SYSTEM Cited by 3 sources
Unity Catalog (Databricks)¶
Unity Catalog (UC) is Databricks' unified governance solution for data and AI assets. Three distinct faces show up across ingested sources:
- As Databricks' internal governance/catalog service — the stateless-service-turned-Dicer-backed sharded in-memory cache from the Dicer case study.
- As the hub in a customer-facing data mesh — the global catalog Mercedes-Benz federates AWS Iceberg tables into and shares via Delta Sharing to Azure consumers.
- As the audit / telemetry substrate for Unity AI Gateway — coding-agent + MCP audit logs plus OpenTelemetry-sourced metrics/traces from all governed AI traffic land in UC-managed Delta tables, making AI telemetry a first-class Lakehouse dataset joinable with business data. See sources/2026-04-17-databricks-governing-coding-agent-sprawl-with-unity-ai-gateway + patterns/telemetry-to-lakehouse + systems/unity-ai-gateway.
Internal architecture (Dicer case study)¶
From the Dicer post, UC is the headline case study for Dicer's auto-sharder: originally a stateless service, extremely high read volume drove prohibitive latency because every request hit the backend database.
Why remote caching was rejected¶
- Cache must be incrementally updated and snapshot-consistent with storage.
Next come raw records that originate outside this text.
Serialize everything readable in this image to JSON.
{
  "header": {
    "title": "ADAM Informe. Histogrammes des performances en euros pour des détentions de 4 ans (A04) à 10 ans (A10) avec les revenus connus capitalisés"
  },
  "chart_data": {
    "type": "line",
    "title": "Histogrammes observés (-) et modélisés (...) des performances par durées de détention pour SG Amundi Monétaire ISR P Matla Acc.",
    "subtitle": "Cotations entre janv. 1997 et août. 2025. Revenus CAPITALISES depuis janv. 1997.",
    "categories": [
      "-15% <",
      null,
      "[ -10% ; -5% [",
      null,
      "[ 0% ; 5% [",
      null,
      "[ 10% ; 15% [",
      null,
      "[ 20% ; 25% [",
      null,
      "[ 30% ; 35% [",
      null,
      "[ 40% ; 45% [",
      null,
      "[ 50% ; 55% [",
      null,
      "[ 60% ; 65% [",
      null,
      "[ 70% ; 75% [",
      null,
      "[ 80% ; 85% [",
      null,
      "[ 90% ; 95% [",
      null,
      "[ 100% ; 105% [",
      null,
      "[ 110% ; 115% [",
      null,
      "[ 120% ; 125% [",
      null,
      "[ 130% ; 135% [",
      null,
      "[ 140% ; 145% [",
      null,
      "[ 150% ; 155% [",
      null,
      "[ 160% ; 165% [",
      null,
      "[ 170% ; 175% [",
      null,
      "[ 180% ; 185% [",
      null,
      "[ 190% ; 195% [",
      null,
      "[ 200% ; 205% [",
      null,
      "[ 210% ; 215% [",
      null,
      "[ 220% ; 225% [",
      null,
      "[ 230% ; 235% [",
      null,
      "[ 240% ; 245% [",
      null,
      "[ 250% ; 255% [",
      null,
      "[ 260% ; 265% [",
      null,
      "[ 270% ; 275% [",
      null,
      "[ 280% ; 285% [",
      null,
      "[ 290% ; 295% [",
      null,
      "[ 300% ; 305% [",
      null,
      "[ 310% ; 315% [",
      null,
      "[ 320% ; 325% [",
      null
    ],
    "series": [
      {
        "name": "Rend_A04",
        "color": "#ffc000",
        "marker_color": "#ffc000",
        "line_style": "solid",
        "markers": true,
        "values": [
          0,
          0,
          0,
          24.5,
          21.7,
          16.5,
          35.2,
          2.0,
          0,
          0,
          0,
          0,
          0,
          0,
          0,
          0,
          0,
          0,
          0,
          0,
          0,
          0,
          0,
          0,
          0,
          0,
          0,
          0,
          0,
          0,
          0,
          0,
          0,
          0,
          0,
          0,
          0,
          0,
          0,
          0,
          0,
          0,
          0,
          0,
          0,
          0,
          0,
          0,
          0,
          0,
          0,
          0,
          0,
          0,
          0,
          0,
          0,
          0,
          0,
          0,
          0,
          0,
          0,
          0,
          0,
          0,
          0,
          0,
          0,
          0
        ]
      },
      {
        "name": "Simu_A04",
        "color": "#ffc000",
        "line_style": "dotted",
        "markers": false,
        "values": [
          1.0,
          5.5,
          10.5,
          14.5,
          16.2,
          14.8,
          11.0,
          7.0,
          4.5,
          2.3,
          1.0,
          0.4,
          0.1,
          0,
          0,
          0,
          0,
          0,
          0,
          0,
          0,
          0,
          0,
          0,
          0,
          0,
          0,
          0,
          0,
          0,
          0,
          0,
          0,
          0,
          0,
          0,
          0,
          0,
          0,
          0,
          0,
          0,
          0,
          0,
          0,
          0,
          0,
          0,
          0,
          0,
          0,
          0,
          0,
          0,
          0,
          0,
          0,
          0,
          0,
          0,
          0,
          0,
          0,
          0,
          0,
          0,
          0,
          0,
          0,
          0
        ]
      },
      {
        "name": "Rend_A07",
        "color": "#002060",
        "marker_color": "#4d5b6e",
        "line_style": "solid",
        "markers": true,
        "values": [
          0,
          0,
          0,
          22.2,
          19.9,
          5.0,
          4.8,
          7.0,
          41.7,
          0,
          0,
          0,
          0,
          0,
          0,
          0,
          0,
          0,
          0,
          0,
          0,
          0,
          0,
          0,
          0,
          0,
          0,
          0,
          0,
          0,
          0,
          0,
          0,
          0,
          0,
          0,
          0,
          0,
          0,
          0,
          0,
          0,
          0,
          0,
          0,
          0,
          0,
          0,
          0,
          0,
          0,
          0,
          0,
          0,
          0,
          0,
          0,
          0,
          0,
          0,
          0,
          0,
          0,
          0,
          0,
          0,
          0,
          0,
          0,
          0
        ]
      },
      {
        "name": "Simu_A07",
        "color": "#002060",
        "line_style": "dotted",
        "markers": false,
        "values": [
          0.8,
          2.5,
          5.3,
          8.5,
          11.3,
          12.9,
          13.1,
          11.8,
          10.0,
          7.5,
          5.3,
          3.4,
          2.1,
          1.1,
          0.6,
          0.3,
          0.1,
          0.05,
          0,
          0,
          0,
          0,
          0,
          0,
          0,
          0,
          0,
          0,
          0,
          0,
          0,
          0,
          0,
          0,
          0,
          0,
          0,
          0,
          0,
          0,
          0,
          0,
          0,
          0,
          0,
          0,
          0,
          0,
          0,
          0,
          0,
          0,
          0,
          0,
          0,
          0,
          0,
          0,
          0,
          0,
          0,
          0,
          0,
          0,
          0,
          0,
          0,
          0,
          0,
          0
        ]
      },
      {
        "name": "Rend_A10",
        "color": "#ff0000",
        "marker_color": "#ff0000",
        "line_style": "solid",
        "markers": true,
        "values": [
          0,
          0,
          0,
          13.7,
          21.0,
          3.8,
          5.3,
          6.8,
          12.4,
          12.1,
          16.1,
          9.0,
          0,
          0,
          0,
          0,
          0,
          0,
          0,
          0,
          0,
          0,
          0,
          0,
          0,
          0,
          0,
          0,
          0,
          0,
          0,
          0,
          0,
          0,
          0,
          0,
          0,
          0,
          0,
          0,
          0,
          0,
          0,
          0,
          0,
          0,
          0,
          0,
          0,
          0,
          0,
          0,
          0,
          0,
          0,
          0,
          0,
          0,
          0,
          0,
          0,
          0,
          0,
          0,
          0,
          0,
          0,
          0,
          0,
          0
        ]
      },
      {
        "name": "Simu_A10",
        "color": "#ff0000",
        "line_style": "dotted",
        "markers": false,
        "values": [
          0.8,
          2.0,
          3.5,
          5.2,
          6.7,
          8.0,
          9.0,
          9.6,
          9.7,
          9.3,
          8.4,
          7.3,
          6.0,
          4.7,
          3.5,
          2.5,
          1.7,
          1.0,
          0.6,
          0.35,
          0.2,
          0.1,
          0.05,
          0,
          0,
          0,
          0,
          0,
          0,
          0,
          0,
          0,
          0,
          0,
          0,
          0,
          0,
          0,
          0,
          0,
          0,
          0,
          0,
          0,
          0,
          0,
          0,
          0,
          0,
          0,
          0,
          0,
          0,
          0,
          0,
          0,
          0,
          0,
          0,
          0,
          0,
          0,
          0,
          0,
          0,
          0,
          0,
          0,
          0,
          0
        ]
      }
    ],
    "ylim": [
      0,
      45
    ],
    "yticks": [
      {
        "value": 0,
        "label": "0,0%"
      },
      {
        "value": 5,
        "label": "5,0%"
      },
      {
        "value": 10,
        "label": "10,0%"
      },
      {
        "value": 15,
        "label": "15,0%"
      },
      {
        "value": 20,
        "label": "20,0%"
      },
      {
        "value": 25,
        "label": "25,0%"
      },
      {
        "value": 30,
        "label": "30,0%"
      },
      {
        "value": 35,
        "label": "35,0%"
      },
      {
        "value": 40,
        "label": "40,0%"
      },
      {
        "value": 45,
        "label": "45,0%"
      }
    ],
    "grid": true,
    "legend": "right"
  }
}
- Customer catalogs can be gigabytes — partial or replicated snapshots in a remote cache would introduce substantial overhead.
Dicer integration outcome¶
- Sharded in-memory stateful cache across pods, assignment maintained by systems/dicer.
- Remote network calls replaced by local method calls within the owning pod.
- Cache hit rate: 90–95 % (Source: sources/2026-01-13-databricks-open-sourcing-dicer-auto-sharder).
- Drastic reduction in DB round-trips; DB load drops substantially.
Unity Catalog is thus a concrete example of concepts/dynamic-sharding beating both the stateless + remote-cache option and static-sharding as an architecture for a catalog-service read path.
Customer-facing role (Mercedes-Benz data mesh)¶
From the Mercedes-Benz case study, UC plays the global catalog role in a cross-cloud concepts/data-mesh:
- Centralises metadata and access-control across metastores, regions, and hyperscalers — one governance plane for AWS + Azure. This is the architectural realisation of concepts/hub-and-spoke-governance.
- Federates Iceberg tables from AWS Glue — registering them in UC so they can participate in systems/delta-sharing without the producer rewriting into Delta first. Format translation happens at the federation boundary.
- Speaks systems/delta-sharing — the open exchange protocol between UC metastores (cross-region, cross-cloud) and with external partners (suppliers).
The self-service orchestration layer over UC on this mesh is systems/ddx-orchestrator, which automates permission management and Sync-Job lifecycle so domain teams don't operate shares by hand.
(Source: sources/2026-04-20-databricks-mercedes-benz-cross-cloud-data-mesh)
Seen in¶
- sources/2026-01-13-databricks-open-sourcing-dicer-auto-sharder — UC's Dicer-backed in-memory-cache rollout; 90–95 % hit rate.
- sources/2026-04-20-databricks-mercedes-benz-cross-cloud-data-mesh — UC as global catalog + federation layer in Mercedes-Benz's AWS↔Azure data mesh; Iceberg-on-Glue federation, Delta-Sharing exchange.